Millions of Afghans are expected to exercise their franchise as polling began on Thursday to choose the country's new president.
Streets in capital Kabul were mainly quiet and tense early on Thursday as Afghans awoke and headed to the polls for an anxiously awaited presidential election that Taliban fighters have vowed to disrupt with attacks
Afghan President Hamid Karzai, who is hoping to win a second term in office, cast his ballot in a boys' high school near his heavily fortified palace in Kabul.
After casting his vote, he urged fellow citizens to come out and vote.
"I request my dear countrymen to come out and cast their vote to decide their future," he said.
The election -- the second in Afghanistan's short history as a democracy -- is being held amid escalating violence.

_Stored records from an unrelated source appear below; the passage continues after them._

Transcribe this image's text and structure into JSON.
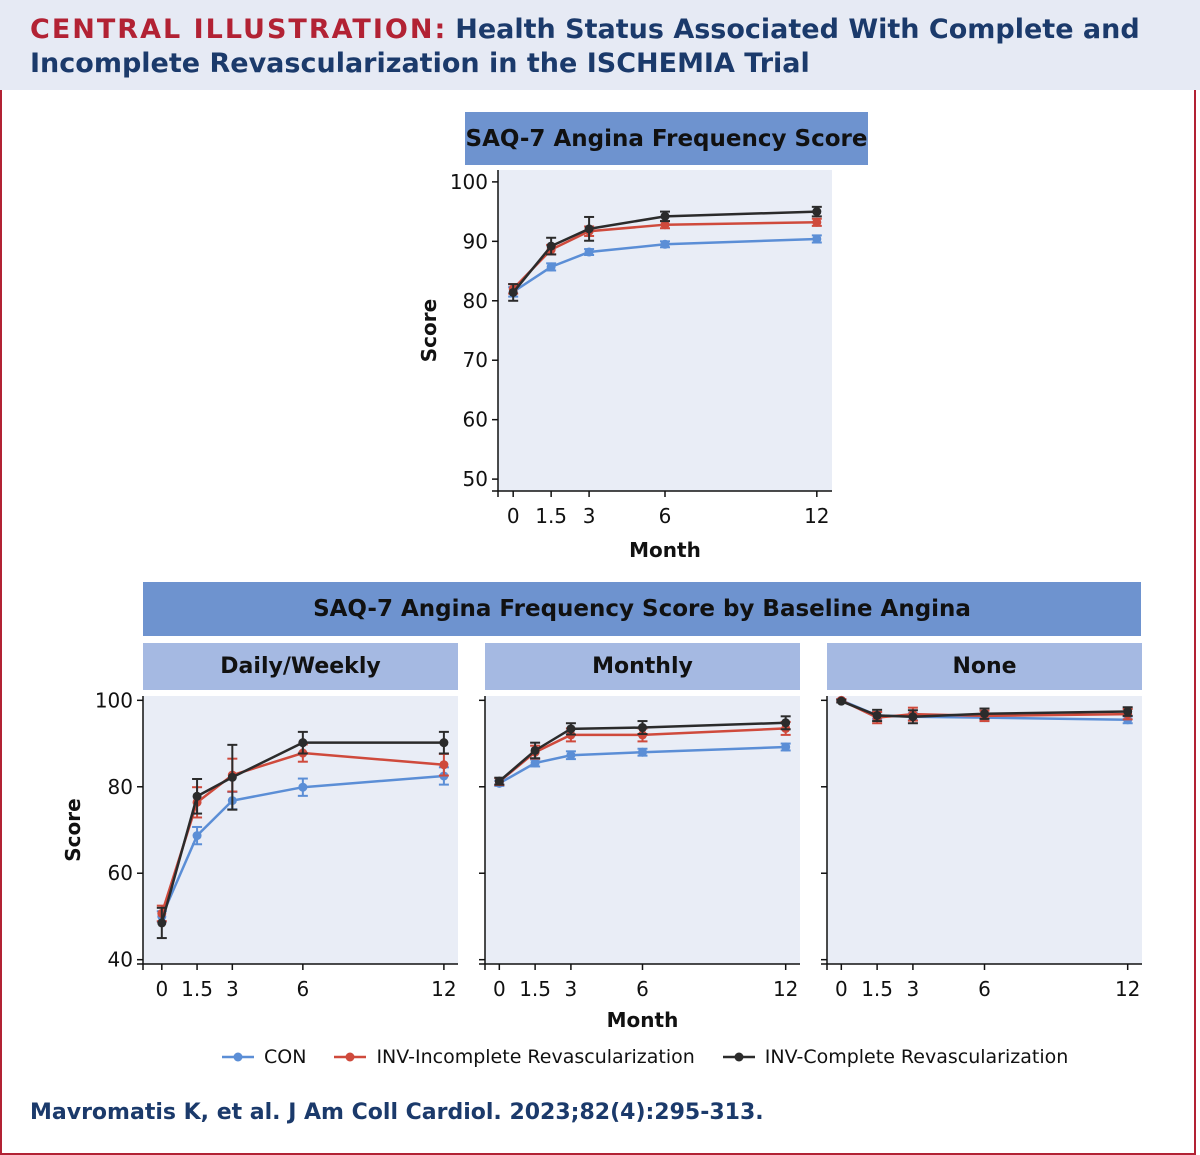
{
  "header": {
    "tag": "CENTRAL ILLUSTRATION:",
    "title": "Health Status Associated With Complete and Incomplete Revascularization in the ISCHEMIA Trial"
  },
  "colors": {
    "CON": "#5b8ed6",
    "INV-Incomplete Revascularization": "#cf4a3c",
    "INV-Complete Revascularization": "#2b2b2b",
    "panel_bg": "#e9edf6"
  },
  "top_banner": "SAQ-7 Angina Frequency Score",
  "wide_banner": "SAQ-7 Angina Frequency Score by Baseline Angina",
  "panel_labels": [
    "Daily/Weekly",
    "Monthly",
    "None"
  ],
  "legend": [
    "CON",
    "INV-Incomplete Revascularization",
    "INV-Complete Revascularization"
  ],
  "citation": "Mavromatis K, et al. J Am Coll Cardiol. 2023;82(4):295-313.",
  "chart_data": [
    {
      "type": "line",
      "title": "SAQ-7 Angina Frequency Score",
      "xlabel": "Month",
      "ylabel": "Score",
      "x": [
        0,
        1.5,
        3,
        6,
        12
      ],
      "xticks": [
        "0",
        "1.5",
        "3",
        "6",
        "12"
      ],
      "yticks": [
        50,
        60,
        70,
        80,
        90,
        100
      ],
      "xlim": [
        -0.6,
        12.6
      ],
      "ylim": [
        48,
        102
      ],
      "series": [
        {
          "name": "CON",
          "values": [
            81.5,
            85.7,
            88.2,
            89.5,
            90.4
          ],
          "err": [
            0.8,
            0.6,
            0.5,
            0.5,
            0.6
          ]
        },
        {
          "name": "INV-Incomplete Revascularization",
          "values": [
            82.0,
            88.6,
            91.7,
            92.8,
            93.2
          ],
          "err": [
            0.8,
            0.8,
            0.8,
            0.6,
            0.6
          ]
        },
        {
          "name": "INV-Complete Revascularization",
          "values": [
            81.4,
            89.2,
            92.1,
            94.2,
            95.0
          ],
          "err": [
            1.4,
            1.4,
            2.0,
            0.8,
            0.8
          ]
        }
      ]
    },
    {
      "type": "line",
      "title": "Daily/Weekly",
      "xlabel": "",
      "ylabel": "Score",
      "x": [
        0,
        1.5,
        3,
        6,
        12
      ],
      "xticks": [
        "0",
        "1.5",
        "3",
        "6",
        "12"
      ],
      "yticks": [
        40,
        60,
        80,
        100
      ],
      "xlim": [
        -0.8,
        12.6
      ],
      "ylim": [
        39,
        101
      ],
      "series": [
        {
          "name": "CON",
          "values": [
            50.0,
            68.7,
            76.8,
            79.9,
            82.5
          ],
          "err": [
            1.2,
            2.0,
            2.0,
            2.0,
            2.0
          ]
        },
        {
          "name": "INV-Incomplete Revascularization",
          "values": [
            50.7,
            76.4,
            82.7,
            87.8,
            85.1
          ],
          "err": [
            1.8,
            3.5,
            3.8,
            2.0,
            2.5
          ]
        },
        {
          "name": "INV-Complete Revascularization",
          "values": [
            48.5,
            77.8,
            82.2,
            90.2,
            90.2
          ],
          "err": [
            3.5,
            4.0,
            7.5,
            2.5,
            2.5
          ]
        }
      ]
    },
    {
      "type": "line",
      "title": "Monthly",
      "xlabel": "Month",
      "ylabel": "",
      "x": [
        0,
        1.5,
        3,
        6,
        12
      ],
      "xticks": [
        "0",
        "1.5",
        "3",
        "6",
        "12"
      ],
      "yticks": [
        40,
        60,
        80,
        100
      ],
      "xlim": [
        -0.6,
        12.6
      ],
      "ylim": [
        39,
        101
      ],
      "series": [
        {
          "name": "CON",
          "values": [
            80.8,
            85.5,
            87.3,
            88.0,
            89.2
          ],
          "err": [
            0.6,
            0.8,
            0.9,
            0.8,
            0.8
          ]
        },
        {
          "name": "INV-Incomplete Revascularization",
          "values": [
            81.2,
            88.0,
            92.0,
            92.0,
            93.5
          ],
          "err": [
            0.8,
            1.5,
            1.5,
            1.5,
            1.5
          ]
        },
        {
          "name": "INV-Complete Revascularization",
          "values": [
            81.3,
            88.4,
            93.4,
            93.7,
            94.8
          ],
          "err": [
            0.8,
            1.8,
            1.3,
            1.5,
            1.5
          ]
        }
      ]
    },
    {
      "type": "line",
      "title": "None",
      "xlabel": "",
      "ylabel": "",
      "x": [
        0,
        1.5,
        3,
        6,
        12
      ],
      "xticks": [
        "0",
        "1.5",
        "3",
        "6",
        "12"
      ],
      "yticks": [
        40,
        60,
        80,
        100
      ],
      "xlim": [
        -0.6,
        12.6
      ],
      "ylim": [
        39,
        101
      ],
      "series": [
        {
          "name": "CON",
          "values": [
            100.0,
            96.5,
            96.2,
            96.0,
            95.5
          ],
          "err": [
            0.3,
            0.8,
            0.8,
            0.8,
            0.8
          ]
        },
        {
          "name": "INV-Incomplete Revascularization",
          "values": [
            100.0,
            96.0,
            96.8,
            96.4,
            96.8
          ],
          "err": [
            0.3,
            1.3,
            1.5,
            1.2,
            1.2
          ]
        },
        {
          "name": "INV-Complete Revascularization",
          "values": [
            99.8,
            96.5,
            96.2,
            96.9,
            97.4
          ],
          "err": [
            0.3,
            1.3,
            1.5,
            1.2,
            1.0
          ]
        }
      ]
    }
  ]
}
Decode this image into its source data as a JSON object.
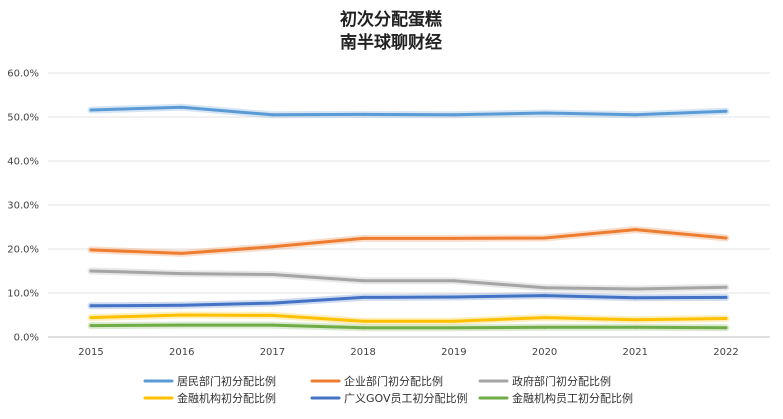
{
  "chart_data": {
    "type": "line",
    "title": "初次分配蛋糕",
    "subtitle": "南半球聊财经",
    "xlabel": "",
    "ylabel": "",
    "categories": [
      "2015",
      "2016",
      "2017",
      "2018",
      "2019",
      "2020",
      "2021",
      "2022"
    ],
    "ylim": [
      0,
      60
    ],
    "yticks": [
      0,
      10,
      20,
      30,
      40,
      50,
      60
    ],
    "ytick_labels": [
      "0.0%",
      "10.0%",
      "20.0%",
      "30.0%",
      "40.0%",
      "50.0%",
      "60.0%"
    ],
    "grid": true,
    "legend_position": "bottom",
    "series": [
      {
        "name": "居民部门初分配比例",
        "color": "#5B9BD5",
        "values": [
          51.6,
          52.2,
          50.5,
          50.6,
          50.5,
          50.9,
          50.5,
          51.3
        ]
      },
      {
        "name": "企业部门初分配比例",
        "color": "#ED7D31",
        "values": [
          19.8,
          19.0,
          20.5,
          22.4,
          22.4,
          22.5,
          24.4,
          22.5
        ]
      },
      {
        "name": "政府部门初分配比例",
        "color": "#A5A5A5",
        "values": [
          15.0,
          14.4,
          14.2,
          12.8,
          12.8,
          11.2,
          10.9,
          11.3
        ]
      },
      {
        "name": "金融机构初分配比例",
        "color": "#FFC000",
        "values": [
          4.4,
          5.0,
          4.9,
          3.6,
          3.6,
          4.4,
          3.9,
          4.2
        ]
      },
      {
        "name": "广义GOV员工初分配比例",
        "color": "#4472C4",
        "values": [
          7.1,
          7.2,
          7.7,
          9.0,
          9.1,
          9.4,
          8.9,
          9.0
        ]
      },
      {
        "name": "金融机构员工初分配比例",
        "color": "#70AD47",
        "values": [
          2.6,
          2.7,
          2.7,
          2.1,
          2.1,
          2.2,
          2.2,
          2.1
        ]
      }
    ]
  }
}
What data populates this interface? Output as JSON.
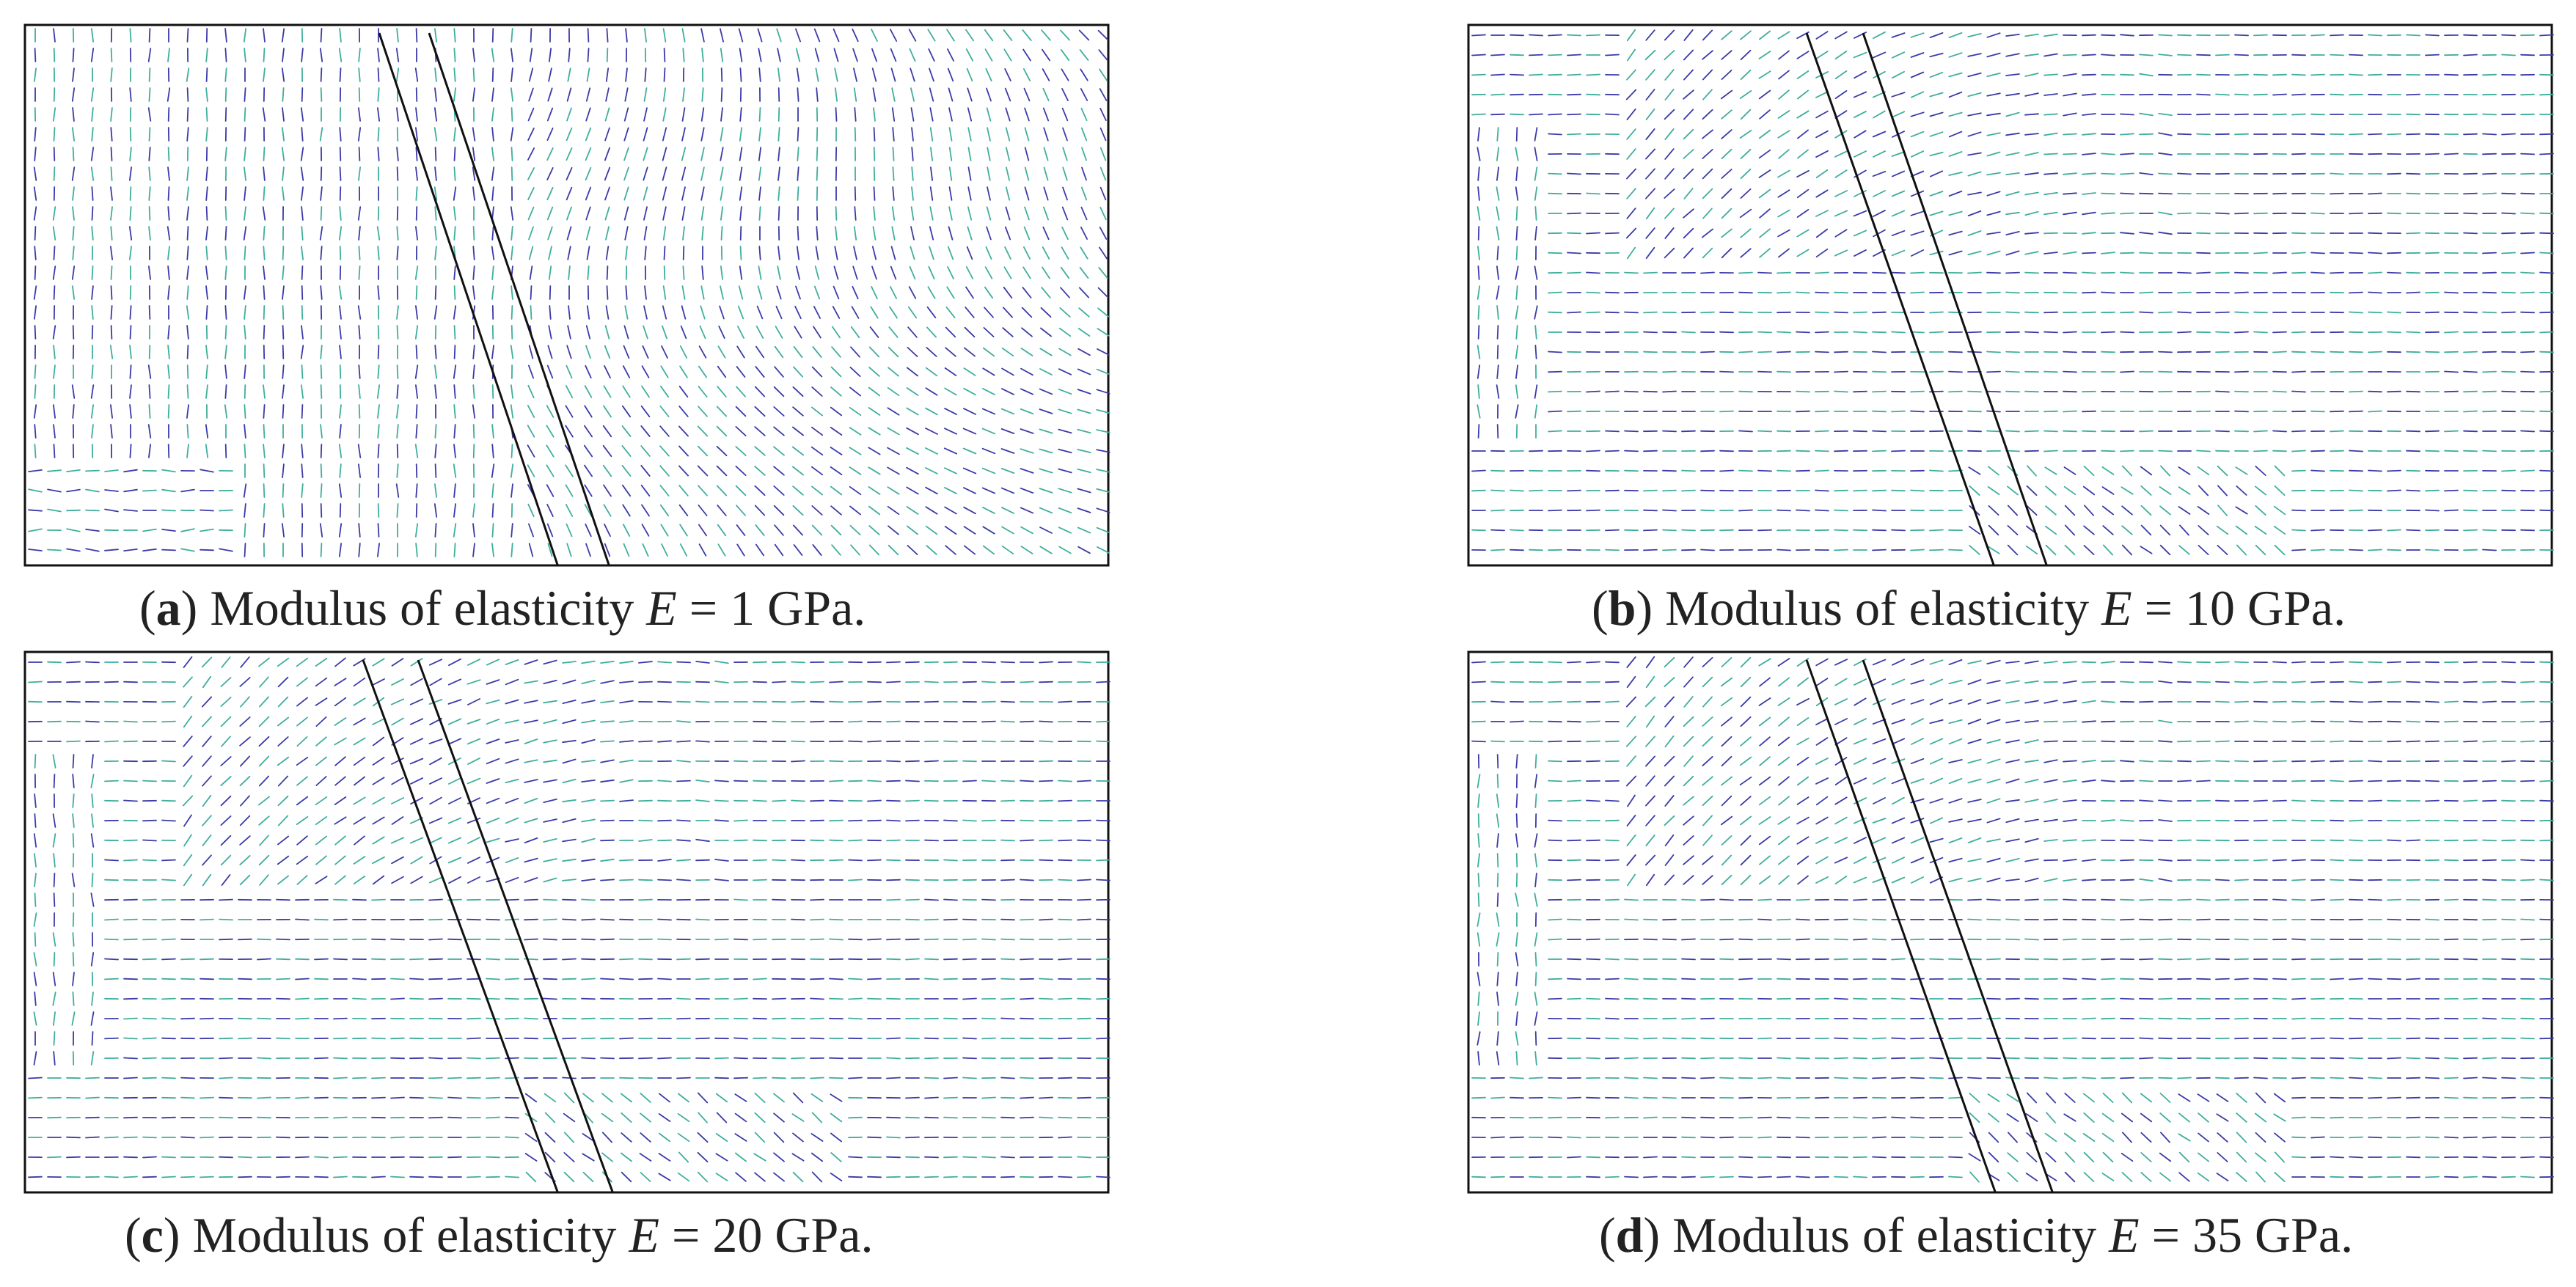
{
  "colors": {
    "vector_a": "#3a3aa8",
    "vector_b": "#3fae9c",
    "frame": "#111111",
    "text": "#222222"
  },
  "panels": [
    {
      "id": "a",
      "caption": {
        "open": "(",
        "letter": "a",
        "close": ")",
        "text": " Modulus of elasticity ",
        "symbol": "E",
        "rest": " = 1 GPa."
      }
    },
    {
      "id": "b",
      "caption": {
        "open": "(",
        "letter": "b",
        "close": ")",
        "text": " Modulus of elasticity ",
        "symbol": "E",
        "rest": " = 10 GPa."
      }
    },
    {
      "id": "c",
      "caption": {
        "open": "(",
        "letter": "c",
        "close": ")",
        "text": " Modulus of elasticity ",
        "symbol": "E",
        "rest": " = 20 GPa."
      }
    },
    {
      "id": "d",
      "caption": {
        "open": "(",
        "letter": "d",
        "close": ")",
        "text": " Modulus of elasticity ",
        "symbol": "E",
        "rest": " = 35 GPa."
      }
    }
  ]
}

On Tuesday, gunmen ambushed a convoy carrying a campaign manager for Afghan presidential candidate and former foreign minister, Abdullah Abdullah, killing a driver and wounding the campaign manager.
Earlier this week, one of President Hamid Karzai's vice presidential running mates, Mohammad Qasim Fahim, escaped unharmed after Taliban insurgents opened fire on his convoy in northern Afghanistan.
In other violence Tuesday, a roadside bomb in southern Helmand province killed eight security guards and wounded four others.